NEW YORK – Members of the United Nations met with distinguished astronauts and cosmonauts this week in New York to begin implementing the first-ever international contingency plan for defending Earth against catastrophic asteroid strikes.
Six of the space travelers involved in these U.N. discussions discussed the asteroid defense effort Friday in a news conference hosted by astrophysicist Neil deGrasse Tyson at the American Museum of Natural History. Their goal: to drive home the very-real threats posed by near-Earth objects (NEOs), or asteroids traveling within the radius of Earth's orbit with the sun. You can see a video of the asteroid defense discussion here.
Scientists estimate that there are roughly 1 million near-Earth asteroids that could potentially pose a threat to the planet, but only a small fraction of these have actually been detected by telescopes. There are about 100 times more asteroids lurking in space than have ever been located, said Edward Lu, a former NASA astronaut and co-founder of the non-profit B612 Foundation advocating asteroid defense strategies. "Our challenge is to find these asteroids first, before they find us," Lu said. [Photos: Potentially Dangerous Asteroids Up Close]
'This decision of what to do, how to do it and what systems to use has to be coordinated internationally.'
- Former NASA astronaut and B612 co-founder Russell Schweickart
To help achieve this goal, Lu co-founded an organization called the B612 Foundation in 2002. Today, the group is developing a privately built infrared space telescope — called the Sentinel Space Telescope — with the sole purpose of locating threatening asteroids. The foundation hopes to launch the telescope by 2018.
The Sentinel telescope will help space agencies identify threatening near-Earth objects years before they hit Earth, providing governments and space agencies with enough time to take action, Lu and his colleagues said. Such action would entail deploying a spacecraft — or multiple spacecrafts, depending on the size of the space rock — toward the asteroid in order to smack it off course.
The technology and funds to deflect an asteroid in this way already exist, the panel explained, but the Association of Space Explorers, a group that includes active and retired astronauts, decided to involve the United Nations in their decision-making efforts to avoid nationally biased action in the event of an emergency.
"The question is, which way do you move [the asteroid]?" former NASA astronaut and B612 co-founder Russell Schweickart said in the news conference. "If something goes wrong in the middle of the deflection, you have now caused havoc in some other nation that was not at risk. And, therefore, this decision of what to do, how to do it and what systems to use has to be coordinated internationally. That's why we took this to the United Nations."

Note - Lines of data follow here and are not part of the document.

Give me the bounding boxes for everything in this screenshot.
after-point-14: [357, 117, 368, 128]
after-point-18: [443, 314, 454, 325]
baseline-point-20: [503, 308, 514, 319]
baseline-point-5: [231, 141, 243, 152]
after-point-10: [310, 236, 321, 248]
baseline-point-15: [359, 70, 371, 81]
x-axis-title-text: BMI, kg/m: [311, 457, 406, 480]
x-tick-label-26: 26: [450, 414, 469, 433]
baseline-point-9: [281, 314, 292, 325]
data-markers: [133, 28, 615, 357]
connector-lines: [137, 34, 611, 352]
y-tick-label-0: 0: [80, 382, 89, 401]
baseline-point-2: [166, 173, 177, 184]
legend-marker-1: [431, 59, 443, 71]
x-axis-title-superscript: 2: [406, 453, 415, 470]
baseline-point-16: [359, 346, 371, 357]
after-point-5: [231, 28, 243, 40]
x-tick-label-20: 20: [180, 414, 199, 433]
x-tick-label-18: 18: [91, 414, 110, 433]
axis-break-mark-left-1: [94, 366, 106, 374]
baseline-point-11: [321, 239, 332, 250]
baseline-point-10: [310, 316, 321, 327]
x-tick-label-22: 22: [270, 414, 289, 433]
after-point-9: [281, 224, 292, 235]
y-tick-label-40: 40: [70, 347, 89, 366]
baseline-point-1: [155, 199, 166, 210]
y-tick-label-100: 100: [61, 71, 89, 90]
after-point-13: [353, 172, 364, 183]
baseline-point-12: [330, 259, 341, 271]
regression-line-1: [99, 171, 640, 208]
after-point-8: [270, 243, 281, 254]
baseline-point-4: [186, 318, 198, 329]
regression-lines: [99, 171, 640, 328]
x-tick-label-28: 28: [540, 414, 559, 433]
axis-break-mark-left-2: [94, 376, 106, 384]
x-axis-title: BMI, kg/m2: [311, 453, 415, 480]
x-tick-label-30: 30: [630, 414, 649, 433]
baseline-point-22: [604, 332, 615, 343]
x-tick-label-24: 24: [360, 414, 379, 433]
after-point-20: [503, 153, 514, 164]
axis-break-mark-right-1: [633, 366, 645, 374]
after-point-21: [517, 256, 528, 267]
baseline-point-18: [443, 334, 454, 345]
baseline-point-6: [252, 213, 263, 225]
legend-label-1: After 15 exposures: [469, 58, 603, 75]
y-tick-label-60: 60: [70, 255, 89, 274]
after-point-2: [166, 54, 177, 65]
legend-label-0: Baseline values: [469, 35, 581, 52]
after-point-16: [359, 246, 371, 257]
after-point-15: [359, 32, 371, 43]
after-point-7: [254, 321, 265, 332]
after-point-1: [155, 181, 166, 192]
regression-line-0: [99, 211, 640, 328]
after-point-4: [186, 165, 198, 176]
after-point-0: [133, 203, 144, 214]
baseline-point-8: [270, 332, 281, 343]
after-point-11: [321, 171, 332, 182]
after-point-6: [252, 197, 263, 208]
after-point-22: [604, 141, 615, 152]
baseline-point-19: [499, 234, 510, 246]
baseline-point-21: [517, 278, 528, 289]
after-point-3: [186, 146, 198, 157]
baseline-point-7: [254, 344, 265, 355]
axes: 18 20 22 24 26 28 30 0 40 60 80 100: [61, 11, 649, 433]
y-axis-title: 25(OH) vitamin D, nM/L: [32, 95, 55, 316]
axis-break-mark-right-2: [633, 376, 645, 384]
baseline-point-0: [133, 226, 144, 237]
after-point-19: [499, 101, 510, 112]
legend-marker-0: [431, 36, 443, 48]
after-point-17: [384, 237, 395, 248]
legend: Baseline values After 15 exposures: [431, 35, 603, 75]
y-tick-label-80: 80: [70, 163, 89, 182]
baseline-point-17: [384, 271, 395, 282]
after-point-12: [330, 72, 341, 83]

The panel hopes that the discussions with the United Nations this week —which extend from discussions dating back to 2008, when the panel presented the United Nations with the first draft of a report titled "Asteroid Threats: A Call for Global Response" —will improve public awareness of the threats at hand, and encourage policymakers to develop plans and appoint leaders to deal with threats in a timely manner.
The explosion of a truck-size asteroid over Chelyabinsk, Russia, this past February —which blew out windows throughout the entire city and injured more than 1,000 people —helped draw public attention to what the panelists described as the often-overlooked and underappreciated threat to the planet.
"It did make a difference in policymakers realizing that this is not just a science-fiction concept, or something that will happen in 100 or 500 years in the future," Thomas Jones, former NASA astronaut and senior research scientist at the Florida Institute for Human and Machine Cognition, told SPACE.com at the news conference. "The fact that it happened right now, I think, enforced the reality."
The recommendations that the group presented to the United Nations this week provide an outline of what governments will ultimately implement in the event of an emergency. However, the details of these recommendations are still in the works, Schweickart said.